Belfast School of Theology
- Type: Private Religious College
- Established: 1943
- Affiliations: University of Cumbria
- Principal: James Burnett
- Location: Stranmillis College Stranmillis Road Belfast BT9 5DY, Belfast, Northern Ireland 54°34′23″N 5°56′13″W﻿ / ﻿54.573°N 5.937°W
- Website: bst.ac.uk

= Belfast School of Theology =

The Belfast School of Theology is a private theological and Christian training college in Belfast, Northern Ireland. The college was formerly named Belfast Bible College until 2024. The institution currently operates within the campus of Stranmillis University College, and offers courses in Christian theology, delivered in partnership with the University of Cumbria.
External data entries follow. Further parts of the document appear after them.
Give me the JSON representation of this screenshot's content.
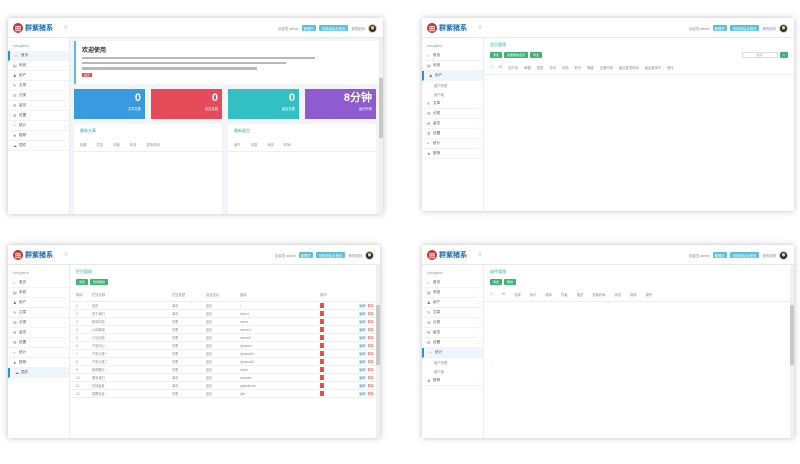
{
  "brand": {
    "logo_char": "田",
    "name": "群紫猪系"
  },
  "topbar": {
    "left_text": "欢迎您 admin",
    "badge_a": "管理员",
    "badge_b": "切换到后台首页",
    "link": "修改密码",
    "menu_glyph": "≡"
  },
  "sidebar": {
    "heading": "Navigation",
    "items": [
      {
        "icon": "⌂",
        "label": "首页"
      },
      {
        "icon": "▤",
        "label": "系统"
      },
      {
        "icon": "♟",
        "label": "用户"
      },
      {
        "icon": "✎",
        "label": "文章"
      },
      {
        "icon": "☰",
        "label": "分类"
      },
      {
        "icon": "✉",
        "label": "留言"
      },
      {
        "icon": "⚙",
        "label": "设置"
      },
      {
        "icon": "◔",
        "label": "统计"
      },
      {
        "icon": "★",
        "label": "推荐"
      },
      {
        "icon": "☁",
        "label": "插件"
      }
    ],
    "sub_a": "用户列表",
    "sub_b": "用户组"
  },
  "panel1": {
    "welcome_title": "欢迎使用",
    "welcome_tag": "提示",
    "stats": [
      {
        "value": "0",
        "label": "文章总数",
        "color": "#3a9ae0"
      },
      {
        "value": "0",
        "label": "会员总数",
        "color": "#e54c5a"
      },
      {
        "value": "0",
        "label": "留言总数",
        "color": "#33c0c4"
      },
      {
        "value": "8分钟",
        "label": "运行时间",
        "color": "#8e5bd1"
      }
    ],
    "box_left_title": "最新文章",
    "box_right_title": "最新留言",
    "left_cols": [
      "标题",
      "栏目",
      "作者",
      "状态",
      "发布时间"
    ],
    "right_cols": [
      "用户",
      "内容",
      "状态",
      "时间"
    ]
  },
  "panel2": {
    "title": "会员管理",
    "buttons": [
      "添加",
      "批量删除会员",
      "导出"
    ],
    "search_placeholder": "搜索",
    "search_btn": "Q",
    "cols": [
      "ID",
      "用户名",
      "邮箱",
      "性别",
      "手机",
      "状态",
      "积分",
      "等级",
      "注册时间",
      "最后登录时间",
      "最后登录IP",
      "操作"
    ]
  },
  "panel3": {
    "title": "栏目管理",
    "buttons": [
      "添加",
      "批量删除"
    ],
    "cols": [
      "排序",
      "栏目名称",
      "栏目类型",
      "前台显示",
      "链接",
      "操作"
    ],
    "rows": [
      {
        "num": "1",
        "name": "首页",
        "type": "单页",
        "show": "显示",
        "link": "/"
      },
      {
        "num": "2",
        "name": "关于我们",
        "type": "单页",
        "show": "显示",
        "link": "/about"
      },
      {
        "num": "3",
        "name": "新闻动态",
        "type": "列表",
        "show": "显示",
        "link": "/news"
      },
      {
        "num": "4",
        "name": "公司新闻",
        "type": "列表",
        "show": "显示",
        "link": "/news/1"
      },
      {
        "num": "5",
        "name": "行业动态",
        "type": "列表",
        "show": "显示",
        "link": "/news/2"
      },
      {
        "num": "6",
        "name": "产品中心",
        "type": "列表",
        "show": "显示",
        "link": "/product"
      },
      {
        "num": "7",
        "name": "产品分类一",
        "type": "列表",
        "show": "显示",
        "link": "/product/1"
      },
      {
        "num": "8",
        "name": "产品分类二",
        "type": "列表",
        "show": "显示",
        "link": "/product/2"
      },
      {
        "num": "9",
        "name": "案例展示",
        "type": "列表",
        "show": "显示",
        "link": "/case"
      },
      {
        "num": "10",
        "name": "联系我们",
        "type": "单页",
        "show": "显示",
        "link": "/contact"
      },
      {
        "num": "11",
        "name": "在线留言",
        "type": "单页",
        "show": "显示",
        "link": "/guestbook"
      },
      {
        "num": "12",
        "name": "招聘信息",
        "type": "列表",
        "show": "显示",
        "link": "/job"
      }
    ],
    "op_edit": "编辑",
    "op_del": "删除"
  },
  "panel4": {
    "title": "插件管理",
    "buttons": [
      "添加",
      "删除"
    ],
    "cols": [
      "ID",
      "名称",
      "标识",
      "版本",
      "作者",
      "描述",
      "安装时间",
      "状态",
      "排序",
      "操作"
    ]
  }
}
The college is interdenominational, rather than being affiliated with a specific denomination.

== History ==
The college was established in 1943 as the Belfast Bible School and Missionary Training Home. It moved to Glenburn House in 1983. At the time, the college had 35 full-time students.
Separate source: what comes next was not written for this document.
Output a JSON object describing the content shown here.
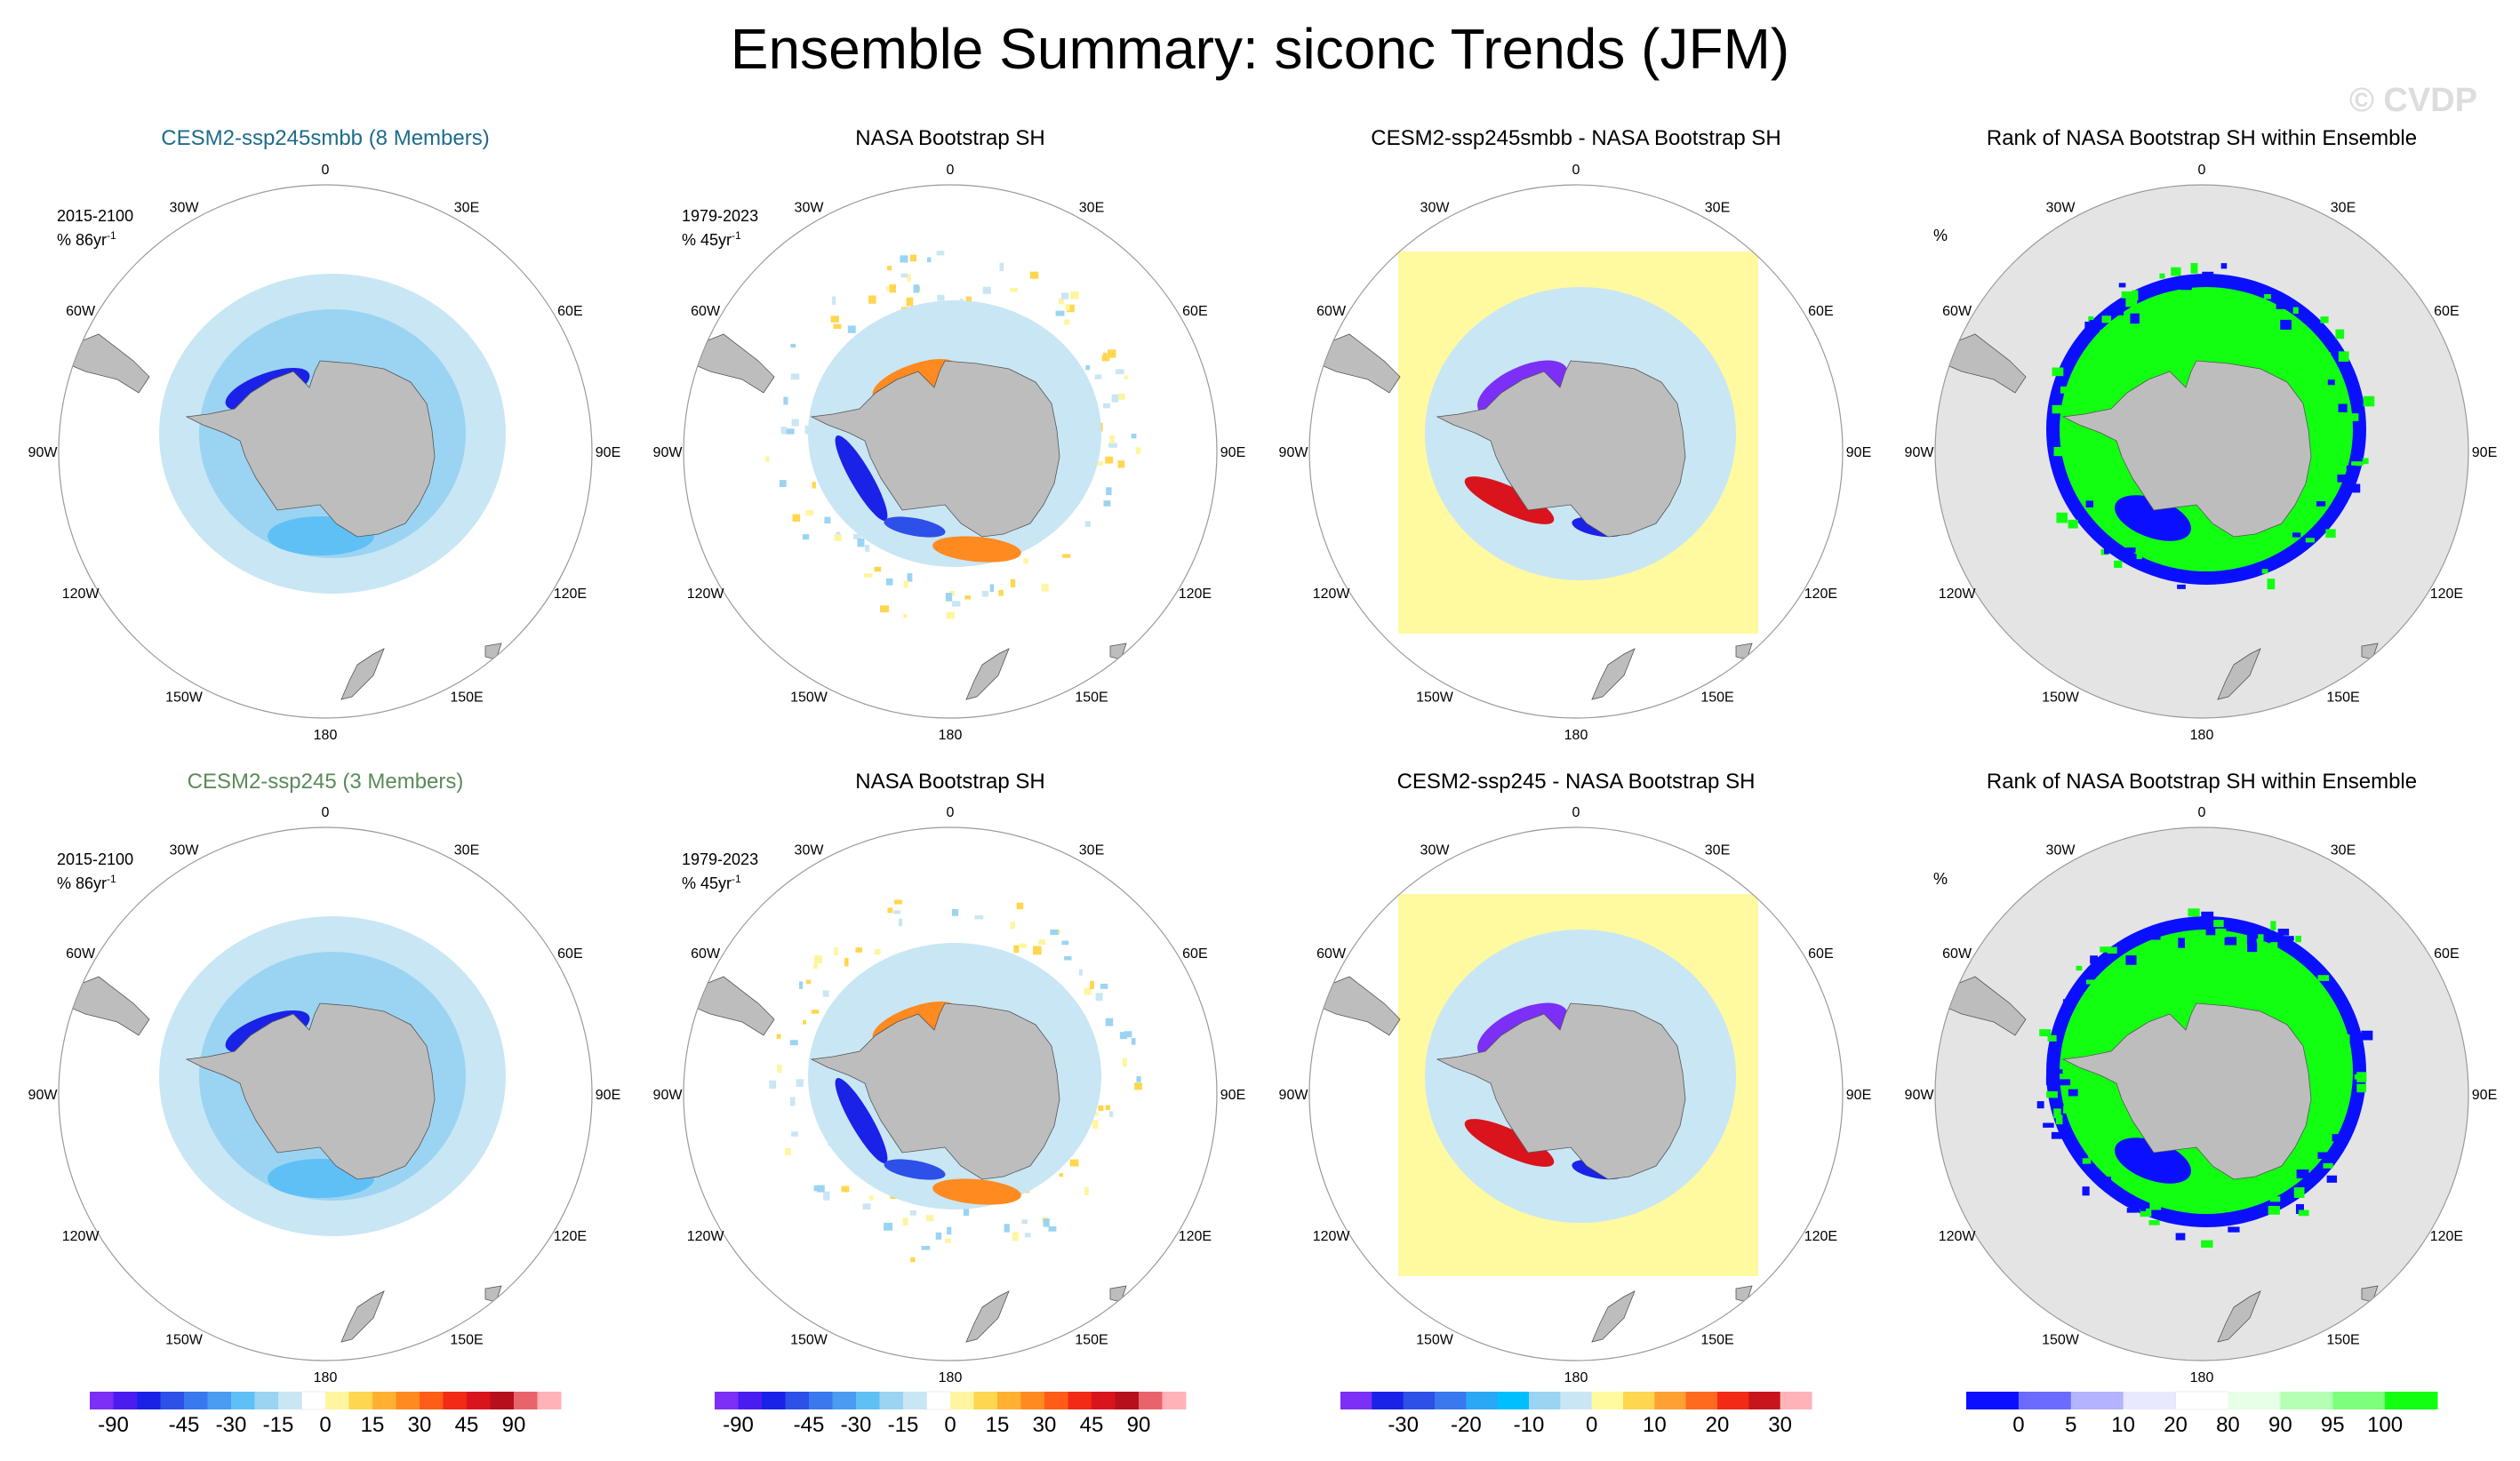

The college previously offered degrees conferred through a partnership with Queen's University Belfast. Following the ending of this partnership in 2019, degrees are now awarded in collaboration with the University of Cumbria.

In April 2024, the Belfast Bible College changed its name to become the Belfast School of Theology.
In August 2025, the BST moved its operations from Glenburn House to the second floor of Stranmillis University College in South Belfast.

== Courses ==
Belfast School of Theology offers undergraduate and postgraduate programmes in partnership with the University of Cumbria. At the undergraduate level, the school provides a BA (Hons) in Theology, available full-time over three years or part-time over six years, as well as a Certificate in Theology that serves as an introductory qualification. At the postgraduate level, it offers a Graduate Certificate, Graduate Diploma, Postgraduate Certificate, Postgraduate Diploma, and an MA in Practical Theology. The MA is delivered online and part-time to accommodate students engaged in ministry and related professional contexts.

Entry requirements to undergraduate courses are typically two grades at 'C' or above at A-Level. Entry requirements for the Graduate Diploma are typically an undergraduate degree graded 2.2 or higher, or a professional qualification at the same level, as well as one year of active engagement in some form of Christian Ministry. Applicants to the MA Theology programme must typically achieve an undergraduate honours degree classed as 2.1 or above in any subject. They must also have "a reasonable amount of experience in serving in Christian Ministry." All courses can be studied both full- and part-time.